Vermont artist Kathryn Lipke Vigesaa has been drawing chuckles with her sculpture on display this summer in downtown Lenox, Mass.: “Melt/Water” brings the beach to the Berkshires in an installation of two Adirondack chairs and a deck facing a triptych of water scene photographs — all of it on a patch of green grass adjacent to the town library. A speaker underneath the deck plays sounds of the lapping ocean.

I have an idea for a companion work, placed in beach territory, perhaps next to the library in East Hampton: a steep set of rock stairs, set up in front of a triptych of mountain vistas, with a soundtrack of leaves rustling.

Leave it to art to make up for deficiencies in the natural landscape, or simply to liven the scene.

Outdoor sculpture abounds in the Berkshires, from Louise Bourgeois’s “Eyes,” in front of the Williams College Museum of Art, to the garden gates designed by contemporary artists on the grounds of the Norman Rockwell Museum, to the saxophone sculpture hanging from a tree at Chesterwood, the home of the Abraham Lincoln memorial sculptor Daniel Chester French.

Sculpture has also found its way on stage. In “Broke-ology,” Nathan Louis Jackson’s wrenching play at the Williamstown Theatre Festival, actor Wendell Pierce befriends a garden gnome sculpture, placed in his living room by his sons, with moving and comic results. Properties artisan Joshua Hackett spent two weeks making the gnome, and it was worth the labor.

At Jacob’s Pillow, audience members puzzled over the Martin Puryear work in a Garth Fagan piece: Was it a chord and electric socket, or a spatula? Neither, Mr. Fagan said; it’s a garden hoe. (Mr. Puryear, by the way, was honored on Saturday at the sculpture paradise in the Hamptons at LongHouse Reserve.)

There was little room for interpretation of the Trojan horse that appeared at Tanglewood’s gala; it was 10 feet high and made of wood and white shingles, with a mane and tail of ferns.

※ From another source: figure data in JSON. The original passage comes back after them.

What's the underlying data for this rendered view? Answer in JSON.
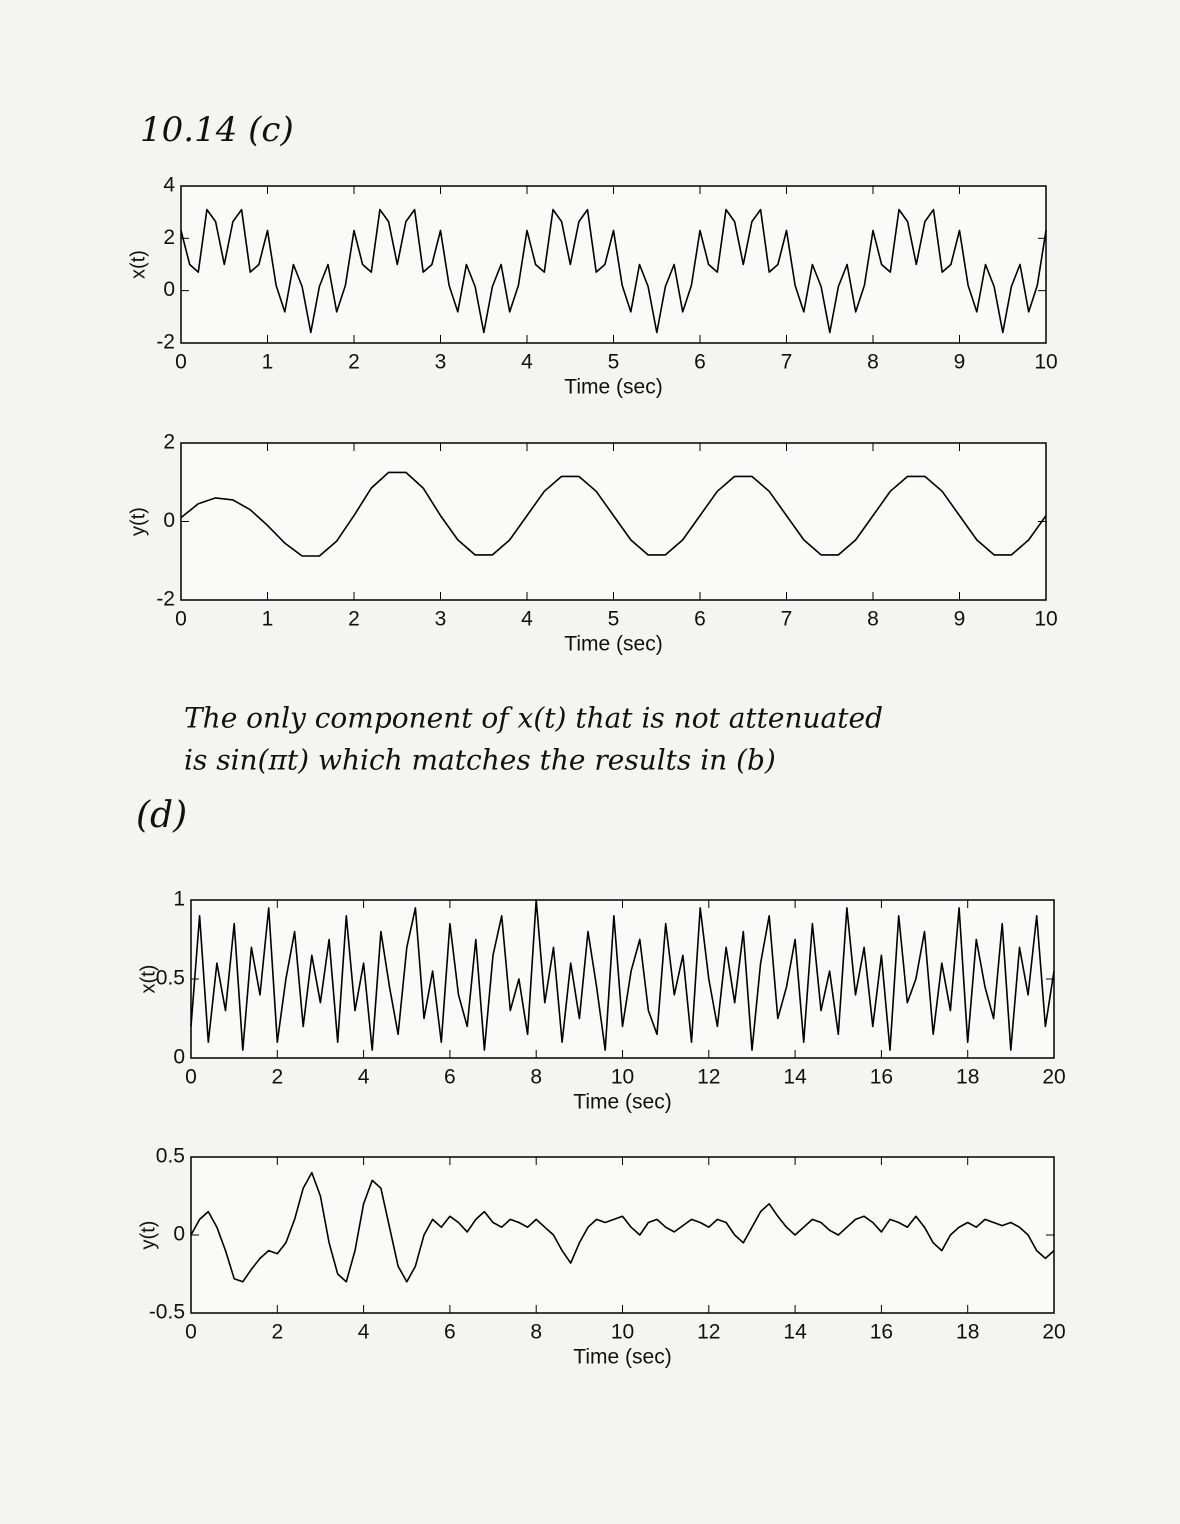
{
  "headings": [
    "10.14 (c)",
    "(d)"
  ],
  "note": [
    "The only component of x(t) that is not attenuated",
    "is sin(πt) which matches the results in (b)"
  ],
  "chart_data": [
    {
      "type": "line",
      "xlabel": "Time (sec)",
      "ylabel": "x(t)",
      "color": "#000000",
      "xlim": [
        0,
        10
      ],
      "ylim": [
        -2,
        4
      ],
      "xticks": [
        0,
        1,
        2,
        3,
        4,
        5,
        6,
        7,
        8,
        9,
        10
      ],
      "yticks": [
        -2,
        0,
        2,
        4
      ],
      "x": [
        0,
        0.1,
        0.2,
        0.3,
        0.4,
        0.5,
        0.6,
        0.7,
        0.8,
        0.9,
        1,
        1.1,
        1.2,
        1.3,
        1.4,
        1.5,
        1.6,
        1.7,
        1.8,
        1.9,
        2,
        2.1,
        2.2,
        2.3,
        2.4,
        2.5,
        2.6,
        2.7,
        2.8,
        2.9,
        3,
        3.1,
        3.2,
        3.3,
        3.4,
        3.5,
        3.6,
        3.7,
        3.8,
        3.9,
        4,
        4.1,
        4.2,
        4.3,
        4.4,
        4.5,
        4.6,
        4.7,
        4.8,
        4.9,
        5,
        5.1,
        5.2,
        5.3,
        5.4,
        5.5,
        5.6,
        5.7,
        5.8,
        5.9,
        6,
        6.1,
        6.2,
        6.3,
        6.4,
        6.5,
        6.6,
        6.7,
        6.8,
        6.9,
        7,
        7.1,
        7.2,
        7.3,
        7.4,
        7.5,
        7.6,
        7.7,
        7.8,
        7.9,
        8,
        8.1,
        8.2,
        8.3,
        8.4,
        8.5,
        8.6,
        8.7,
        8.8,
        8.9,
        9,
        9.1,
        9.2,
        9.3,
        9.4,
        9.5,
        9.6,
        9.7,
        9.8,
        9.9,
        10
      ],
      "values": [
        2.3,
        1.0,
        0.71,
        3.1,
        2.64,
        1.0,
        2.64,
        3.1,
        0.71,
        1.0,
        2.3,
        0.2,
        -0.81,
        1.0,
        0.16,
        -1.6,
        0.16,
        1.0,
        -0.81,
        0.2,
        2.3,
        1.0,
        0.71,
        3.1,
        2.64,
        1.0,
        2.64,
        3.1,
        0.71,
        1.0,
        2.3,
        0.2,
        -0.81,
        1.0,
        0.16,
        -1.6,
        0.16,
        1.0,
        -0.81,
        0.2,
        2.3,
        1.0,
        0.71,
        3.1,
        2.64,
        1.0,
        2.64,
        3.1,
        0.71,
        1.0,
        2.3,
        0.2,
        -0.81,
        1.0,
        0.16,
        -1.6,
        0.16,
        1.0,
        -0.81,
        0.2,
        2.3,
        1.0,
        0.71,
        3.1,
        2.64,
        1.0,
        2.64,
        3.1,
        0.71,
        1.0,
        2.3,
        0.2,
        -0.81,
        1.0,
        0.16,
        -1.6,
        0.16,
        1.0,
        -0.81,
        0.2,
        2.3,
        1.0,
        0.71,
        3.1,
        2.64,
        1.0,
        2.64,
        3.1,
        0.71,
        1.0,
        2.3,
        0.2,
        -0.81,
        1.0,
        0.16,
        -1.6,
        0.16,
        1.0,
        -0.81,
        0.2,
        2.3
      ]
    },
    {
      "type": "line",
      "xlabel": "Time (sec)",
      "ylabel": "y(t)",
      "color": "#000000",
      "xlim": [
        0,
        10
      ],
      "ylim": [
        -2,
        2
      ],
      "xticks": [
        0,
        1,
        2,
        3,
        4,
        5,
        6,
        7,
        8,
        9,
        10
      ],
      "yticks": [
        -2,
        0,
        2
      ],
      "x": [
        0,
        0.2,
        0.4,
        0.6,
        0.8,
        1,
        1.2,
        1.4,
        1.6,
        1.8,
        2,
        2.2,
        2.4,
        2.6,
        2.8,
        3,
        3.2,
        3.4,
        3.6,
        3.8,
        4,
        4.2,
        4.4,
        4.6,
        4.8,
        5,
        5.2,
        5.4,
        5.6,
        5.8,
        6,
        6.2,
        6.4,
        6.6,
        6.8,
        7,
        7.2,
        7.4,
        7.6,
        7.8,
        8,
        8.2,
        8.4,
        8.6,
        8.8,
        9,
        9.2,
        9.4,
        9.6,
        9.8,
        10
      ],
      "values": [
        0.1,
        0.45,
        0.6,
        0.55,
        0.3,
        -0.1,
        -0.55,
        -0.88,
        -0.88,
        -0.5,
        0.15,
        0.85,
        1.25,
        1.25,
        0.85,
        0.15,
        -0.47,
        -0.85,
        -0.85,
        -0.47,
        0.15,
        0.77,
        1.15,
        1.15,
        0.77,
        0.15,
        -0.47,
        -0.85,
        -0.85,
        -0.47,
        0.15,
        0.77,
        1.15,
        1.15,
        0.77,
        0.15,
        -0.47,
        -0.85,
        -0.85,
        -0.47,
        0.15,
        0.77,
        1.15,
        1.15,
        0.77,
        0.15,
        -0.47,
        -0.85,
        -0.85,
        -0.47,
        0.15
      ]
    },
    {
      "type": "line",
      "xlabel": "Time (sec)",
      "ylabel": "x(t)",
      "color": "#000000",
      "xlim": [
        0,
        20
      ],
      "ylim": [
        0,
        1
      ],
      "xticks": [
        0,
        2,
        4,
        6,
        8,
        10,
        12,
        14,
        16,
        18,
        20
      ],
      "yticks": [
        0,
        0.5,
        1
      ],
      "x": [
        0,
        0.2,
        0.4,
        0.6,
        0.8,
        1,
        1.2,
        1.4,
        1.6,
        1.8,
        2,
        2.2,
        2.4,
        2.6,
        2.8,
        3,
        3.2,
        3.4,
        3.6,
        3.8,
        4,
        4.2,
        4.4,
        4.6,
        4.8,
        5,
        5.2,
        5.4,
        5.6,
        5.8,
        6,
        6.2,
        6.4,
        6.6,
        6.8,
        7,
        7.2,
        7.4,
        7.6,
        7.8,
        8,
        8.2,
        8.4,
        8.6,
        8.8,
        9,
        9.2,
        9.4,
        9.6,
        9.8,
        10,
        10.2,
        10.4,
        10.6,
        10.8,
        11,
        11.2,
        11.4,
        11.6,
        11.8,
        12,
        12.2,
        12.4,
        12.6,
        12.8,
        13,
        13.2,
        13.4,
        13.6,
        13.8,
        14,
        14.2,
        14.4,
        14.6,
        14.8,
        15,
        15.2,
        15.4,
        15.6,
        15.8,
        16,
        16.2,
        16.4,
        16.6,
        16.8,
        17,
        17.2,
        17.4,
        17.6,
        17.8,
        18,
        18.2,
        18.4,
        18.6,
        18.8,
        19,
        19.2,
        19.4,
        19.6,
        19.8,
        20
      ],
      "values": [
        0.2,
        0.9,
        0.1,
        0.6,
        0.3,
        0.85,
        0.05,
        0.7,
        0.4,
        0.95,
        0.1,
        0.5,
        0.8,
        0.2,
        0.65,
        0.35,
        0.75,
        0.1,
        0.9,
        0.3,
        0.6,
        0.05,
        0.8,
        0.45,
        0.15,
        0.7,
        0.95,
        0.25,
        0.55,
        0.1,
        0.85,
        0.4,
        0.2,
        0.75,
        0.05,
        0.65,
        0.9,
        0.3,
        0.5,
        0.15,
        1.0,
        0.35,
        0.7,
        0.1,
        0.6,
        0.25,
        0.8,
        0.45,
        0.05,
        0.9,
        0.2,
        0.55,
        0.75,
        0.3,
        0.15,
        0.85,
        0.4,
        0.65,
        0.1,
        0.95,
        0.5,
        0.2,
        0.7,
        0.35,
        0.8,
        0.05,
        0.6,
        0.9,
        0.25,
        0.45,
        0.75,
        0.1,
        0.85,
        0.3,
        0.55,
        0.15,
        0.95,
        0.4,
        0.7,
        0.2,
        0.65,
        0.05,
        0.9,
        0.35,
        0.5,
        0.8,
        0.15,
        0.6,
        0.3,
        0.95,
        0.1,
        0.75,
        0.45,
        0.25,
        0.85,
        0.05,
        0.7,
        0.4,
        0.9,
        0.2,
        0.55
      ]
    },
    {
      "type": "line",
      "xlabel": "Time (sec)",
      "ylabel": "y(t)",
      "color": "#000000",
      "xlim": [
        0,
        20
      ],
      "ylim": [
        -0.5,
        0.5
      ],
      "xticks": [
        0,
        2,
        4,
        6,
        8,
        10,
        12,
        14,
        16,
        18,
        20
      ],
      "yticks": [
        -0.5,
        0,
        0.5
      ],
      "x": [
        0,
        0.2,
        0.4,
        0.6,
        0.8,
        1,
        1.2,
        1.4,
        1.6,
        1.8,
        2,
        2.2,
        2.4,
        2.6,
        2.8,
        3,
        3.2,
        3.4,
        3.6,
        3.8,
        4,
        4.2,
        4.4,
        4.6,
        4.8,
        5,
        5.2,
        5.4,
        5.6,
        5.8,
        6,
        6.2,
        6.4,
        6.6,
        6.8,
        7,
        7.2,
        7.4,
        7.6,
        7.8,
        8,
        8.2,
        8.4,
        8.6,
        8.8,
        9,
        9.2,
        9.4,
        9.6,
        9.8,
        10,
        10.2,
        10.4,
        10.6,
        10.8,
        11,
        11.2,
        11.4,
        11.6,
        11.8,
        12,
        12.2,
        12.4,
        12.6,
        12.8,
        13,
        13.2,
        13.4,
        13.6,
        13.8,
        14,
        14.2,
        14.4,
        14.6,
        14.8,
        15,
        15.2,
        15.4,
        15.6,
        15.8,
        16,
        16.2,
        16.4,
        16.6,
        16.8,
        17,
        17.2,
        17.4,
        17.6,
        17.8,
        18,
        18.2,
        18.4,
        18.6,
        18.8,
        19,
        19.2,
        19.4,
        19.6,
        19.8,
        20
      ],
      "values": [
        0,
        0.1,
        0.15,
        0.05,
        -0.1,
        -0.28,
        -0.3,
        -0.22,
        -0.15,
        -0.1,
        -0.12,
        -0.05,
        0.1,
        0.3,
        0.4,
        0.25,
        -0.05,
        -0.25,
        -0.3,
        -0.1,
        0.2,
        0.35,
        0.3,
        0.05,
        -0.2,
        -0.3,
        -0.2,
        0,
        0.1,
        0.05,
        0.12,
        0.08,
        0.02,
        0.1,
        0.15,
        0.08,
        0.05,
        0.1,
        0.08,
        0.05,
        0.1,
        0.05,
        0,
        -0.1,
        -0.18,
        -0.05,
        0.05,
        0.1,
        0.08,
        0.1,
        0.12,
        0.05,
        0,
        0.08,
        0.1,
        0.05,
        0.02,
        0.06,
        0.1,
        0.08,
        0.05,
        0.1,
        0.08,
        0,
        -0.05,
        0.05,
        0.15,
        0.2,
        0.12,
        0.05,
        0,
        0.05,
        0.1,
        0.08,
        0.03,
        0,
        0.05,
        0.1,
        0.12,
        0.08,
        0.02,
        0.1,
        0.08,
        0.05,
        0.12,
        0.05,
        -0.05,
        -0.1,
        0,
        0.05,
        0.08,
        0.05,
        0.1,
        0.08,
        0.06,
        0.08,
        0.05,
        0,
        -0.1,
        -0.15,
        -0.1
      ]
    }
  ]
}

Boston artist Jane Miller and the creative director of Louis Boston, Matthew Keller, designed the horse, cleverly blending Grecian and New England styles as a nod to the work performed that night, Berlioz’s “Les Troyens.” (The menu was also a blend, featuring grilled Maine lobster and baklava.)

In a region of art and nature, one sculpture dominates, and it is nature’s own: the tree. A grove of trees was the backdrop for the gala in support of Aston Magna, a baroque music festival founded by Lee Elman.

Trees are hard to take home, but Ms. Vigesaa’s work is for sale for $12,500.